Veteran war reporter Jacqueline Sutton, 50, was found hanged in a cubicle at Ataturk airport in Istanbul after she missed a connecting flight to Iraq last October.
Ms Sutton had landed in the Turkish capital from Heathrow with the intention of travelling on to Erbil in Iraq, North London Coroner’s Court was told.
The BBC producer had been working as the Iraq director of the Institute for War and Peace Reporting (IWPR), a London-based charity network.
She missed her connecting flight, however, after drinking two cans of beer in the departure lounge, the court heard. Staff said Ms Sutton had told them she had no money, before becoming visibly upset and going into the airport toilets.
While friends of Ms Sutton had previously expressed concerns over the suggestion that she had taken her own life, the coroner, Andrew Walker, gave the verdict of suicide.
He told the court: “She made an exit from the lounge displaying no signs of dismay or distraction. But she had missed her flight.”
“She told the staff she had no money to pay for another and began crying. They told her that nothing could be done.”
Mr Walker told the hearing that seven women, including one with a child, entered and left the bathroom before two Russian travellers saw the body and alerted airport staff.
Speaking at the hearing, Ms Sutton’s sister Jenny said her death came after a moment of “extreme stress and panic” and made the decision “on the spur of the moment”.
She said: “I don't believe that it was premeditated. I don't believe she had a prior intention to take her life.”

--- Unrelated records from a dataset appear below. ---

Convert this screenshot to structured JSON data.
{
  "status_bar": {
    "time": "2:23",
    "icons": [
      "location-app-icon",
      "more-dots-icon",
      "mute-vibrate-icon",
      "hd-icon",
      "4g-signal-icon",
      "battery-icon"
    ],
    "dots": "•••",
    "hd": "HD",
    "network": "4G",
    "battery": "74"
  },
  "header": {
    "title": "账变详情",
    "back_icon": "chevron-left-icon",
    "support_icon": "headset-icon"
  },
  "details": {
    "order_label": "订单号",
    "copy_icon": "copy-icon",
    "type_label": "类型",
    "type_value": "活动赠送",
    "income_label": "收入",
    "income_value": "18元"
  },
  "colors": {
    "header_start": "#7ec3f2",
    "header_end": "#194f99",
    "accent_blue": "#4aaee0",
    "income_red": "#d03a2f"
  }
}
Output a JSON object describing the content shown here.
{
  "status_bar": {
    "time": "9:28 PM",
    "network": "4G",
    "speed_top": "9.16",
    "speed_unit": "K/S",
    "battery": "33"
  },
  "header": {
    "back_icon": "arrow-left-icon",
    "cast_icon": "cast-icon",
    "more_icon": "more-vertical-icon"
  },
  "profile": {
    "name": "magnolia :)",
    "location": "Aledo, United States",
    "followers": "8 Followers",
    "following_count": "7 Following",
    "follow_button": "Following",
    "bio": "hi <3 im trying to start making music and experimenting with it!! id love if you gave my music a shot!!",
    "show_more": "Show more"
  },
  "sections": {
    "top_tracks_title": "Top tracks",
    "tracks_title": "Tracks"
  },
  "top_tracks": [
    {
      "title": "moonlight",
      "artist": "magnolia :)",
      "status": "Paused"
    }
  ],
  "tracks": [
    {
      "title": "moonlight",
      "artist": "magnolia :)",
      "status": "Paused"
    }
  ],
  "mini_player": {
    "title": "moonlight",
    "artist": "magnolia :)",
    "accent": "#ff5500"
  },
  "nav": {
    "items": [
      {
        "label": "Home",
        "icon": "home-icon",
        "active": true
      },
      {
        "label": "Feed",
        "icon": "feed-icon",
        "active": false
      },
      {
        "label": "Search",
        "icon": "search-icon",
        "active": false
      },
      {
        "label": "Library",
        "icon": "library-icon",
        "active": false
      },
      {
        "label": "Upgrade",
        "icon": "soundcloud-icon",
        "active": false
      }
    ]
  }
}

”In that moment she was in a moment of extreme stress, panic, and made that decision on the spur of the moment. But it was her decision.“
When asked by the coroner: ”Would you like me to add that this an impulsive act?“ Ms Sutton’s sister said: ”Yes.“
Speaking after the hearing, Jenny Sutton said her sister would have been pleased to see the ”ghastly folly“ of the Iraq War laid bare by the Chilcot report last week.
She said: ”The one thing I would like to say is that I know that what she was doing before he death, in Iraqi-Kurdistan, was that she was working with a Kurdish journalist, gathering stories from Iraqi people and Kurdish Christians, Sunni, Shia, Muslims, Jews.
“She was gathering stories for how those communities had lived together for generations in peaceful coexistence before the interference of the West and before the war opened up such horrible sectarian divisions.
”I think a contributory factor to the blackness that overcame my sister was seeing the suffering of the people of the Middle East.
“We'd marched together against the war and she had been living in war zones for a long time and had absorbed a lot of the suffering of those people and I think she would be pleased to see the Chilcot report coming out and to see the findings, to see the ghastly folly of American and British invasion in that region and all the trauma and suffering in that region that has resulted.”
She added: “It's been very difficult, but I think anybody with empathy living in war zones feels the pain.
“Jacqueline would be the first to say that her first thoughts were for the Kurdish, Iraqi people in the region for many years. She was extraordinarily brave, fearless, and loving.”
Ms Sutton was born in Hatfield, Hertfordshire and was one of four children, with two sisters and a brother.
After graduating from university, she worked for various humanitarian organisations and lived and worked in several counties around the world for the BBC and the United Nations.